Ron es un varón fuerte, a quien los naturalistas llaman saltador escénico, y dicen que es de la clase de los aracnoides, y aseguran que pertenece al orden de los atidos. Los saltadores son los más intelectuales y elegantes de los arácnidos. No son metódicos, no son extáticos. Corren, brincan, se mueven prestamente. No fabrican urdimbres donde permanecer hastiados; no labran agujeros donde esperar aburridos. Son mundanos, son errabundos. Vagan ligeros por las puertas y por las paredes soleadas. Persiguen las moscas; las atrapan saltando. Y de este modo han sabido unir a la utilidad la belleza, puesto que su caza es un deporte airoso.

Ron vive en una confortable casa; tiene catorce centímetros de larga y seis de ancha. Son de cartón sus muros, es de cristal su techumbre. El interior es blanco. Y en la blancura, Ron va y viene gallardo y se destaca intenso.

Ron es grande; mide más de un centímetro; tiene henchido el abdomen; su cuerpo parece afelpado de fina seda; sobre el fondo blanquecino resaltan caprichosos dibujos negros. Ron es ligero; tiene ocho patas cortas. Ron es polividente; tiene en la frente dos ojuelos negros, fúlgidos; y junto a éstos, a cada lado, otros dos más pequeños; y encima de éstos, sobre la testa, otros dos diminutos. Ron es nervioso; tiene dos palpos, como minúsculos abanicos de plumas blancas, que él mueve a intervalos con el movimiento rítmico de un nadador. Ron es voluble; corre por pequeños avances de dos o tres segundos; se detiene un momento; yergue la cabeza; da media vuelta; se pasa los palpos por la cara; torna a correr un poco...

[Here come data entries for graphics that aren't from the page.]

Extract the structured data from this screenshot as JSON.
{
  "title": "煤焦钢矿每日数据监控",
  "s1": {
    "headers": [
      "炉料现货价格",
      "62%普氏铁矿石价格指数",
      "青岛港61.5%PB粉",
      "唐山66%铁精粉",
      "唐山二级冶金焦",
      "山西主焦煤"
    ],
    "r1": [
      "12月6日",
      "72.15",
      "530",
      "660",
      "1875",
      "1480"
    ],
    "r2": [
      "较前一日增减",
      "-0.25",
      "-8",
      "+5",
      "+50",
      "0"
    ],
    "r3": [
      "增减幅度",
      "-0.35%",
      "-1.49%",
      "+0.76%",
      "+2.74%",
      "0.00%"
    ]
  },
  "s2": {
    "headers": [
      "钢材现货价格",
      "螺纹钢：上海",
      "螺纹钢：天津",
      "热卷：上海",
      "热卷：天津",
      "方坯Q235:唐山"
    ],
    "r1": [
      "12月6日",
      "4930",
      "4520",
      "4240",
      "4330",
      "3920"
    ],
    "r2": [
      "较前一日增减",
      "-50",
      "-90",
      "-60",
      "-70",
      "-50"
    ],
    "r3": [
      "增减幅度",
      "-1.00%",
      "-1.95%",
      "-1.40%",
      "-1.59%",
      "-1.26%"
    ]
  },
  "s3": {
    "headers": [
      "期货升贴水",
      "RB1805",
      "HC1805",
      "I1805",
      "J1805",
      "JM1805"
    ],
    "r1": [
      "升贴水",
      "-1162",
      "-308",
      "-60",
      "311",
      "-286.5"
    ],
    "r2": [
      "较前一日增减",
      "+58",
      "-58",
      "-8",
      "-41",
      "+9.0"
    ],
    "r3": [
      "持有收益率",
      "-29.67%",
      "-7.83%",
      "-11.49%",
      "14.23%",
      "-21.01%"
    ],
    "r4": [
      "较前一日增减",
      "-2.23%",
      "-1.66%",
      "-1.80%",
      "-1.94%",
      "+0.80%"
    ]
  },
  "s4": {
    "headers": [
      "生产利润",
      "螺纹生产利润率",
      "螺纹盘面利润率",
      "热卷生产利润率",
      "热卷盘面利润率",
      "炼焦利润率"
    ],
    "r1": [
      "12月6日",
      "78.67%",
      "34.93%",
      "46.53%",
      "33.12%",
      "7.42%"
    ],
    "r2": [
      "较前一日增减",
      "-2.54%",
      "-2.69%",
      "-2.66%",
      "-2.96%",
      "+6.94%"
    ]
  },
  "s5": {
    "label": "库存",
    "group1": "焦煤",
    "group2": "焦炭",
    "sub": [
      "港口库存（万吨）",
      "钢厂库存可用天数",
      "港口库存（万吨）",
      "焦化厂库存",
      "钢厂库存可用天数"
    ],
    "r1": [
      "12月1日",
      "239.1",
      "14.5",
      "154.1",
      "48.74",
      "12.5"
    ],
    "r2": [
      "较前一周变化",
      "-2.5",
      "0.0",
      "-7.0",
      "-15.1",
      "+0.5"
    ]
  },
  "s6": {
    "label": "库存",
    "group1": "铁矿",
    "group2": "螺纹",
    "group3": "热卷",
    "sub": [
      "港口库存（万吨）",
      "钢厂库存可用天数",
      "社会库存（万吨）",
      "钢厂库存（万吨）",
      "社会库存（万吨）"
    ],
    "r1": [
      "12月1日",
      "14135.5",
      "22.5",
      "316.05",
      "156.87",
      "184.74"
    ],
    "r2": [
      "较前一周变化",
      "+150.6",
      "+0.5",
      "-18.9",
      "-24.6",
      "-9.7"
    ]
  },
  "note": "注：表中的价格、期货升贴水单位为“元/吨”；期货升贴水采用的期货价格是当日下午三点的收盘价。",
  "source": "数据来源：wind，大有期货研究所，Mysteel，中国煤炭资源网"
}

Azorín cree que a Ron le ha parecido bien la nueva casa. El ha entrado tranquilo, indiferente, impasible; luego ha dado una vuelta con el discreto desdén de un hombre de mundo. Azorín lo observaba; esta frivolidad le ha molestado un poco. Y, sin embargo, esta frivolidad no era ficticia. He aquí la prueba: Ron, sin pensarlo, ha dado un topetazo con una mosca que se hallaba muy tranquila en medio de la caja. La mosca se ha sobresaltado un tanto. Entonces Ron, ya vuelto a la realidad, ha advertido su presencia.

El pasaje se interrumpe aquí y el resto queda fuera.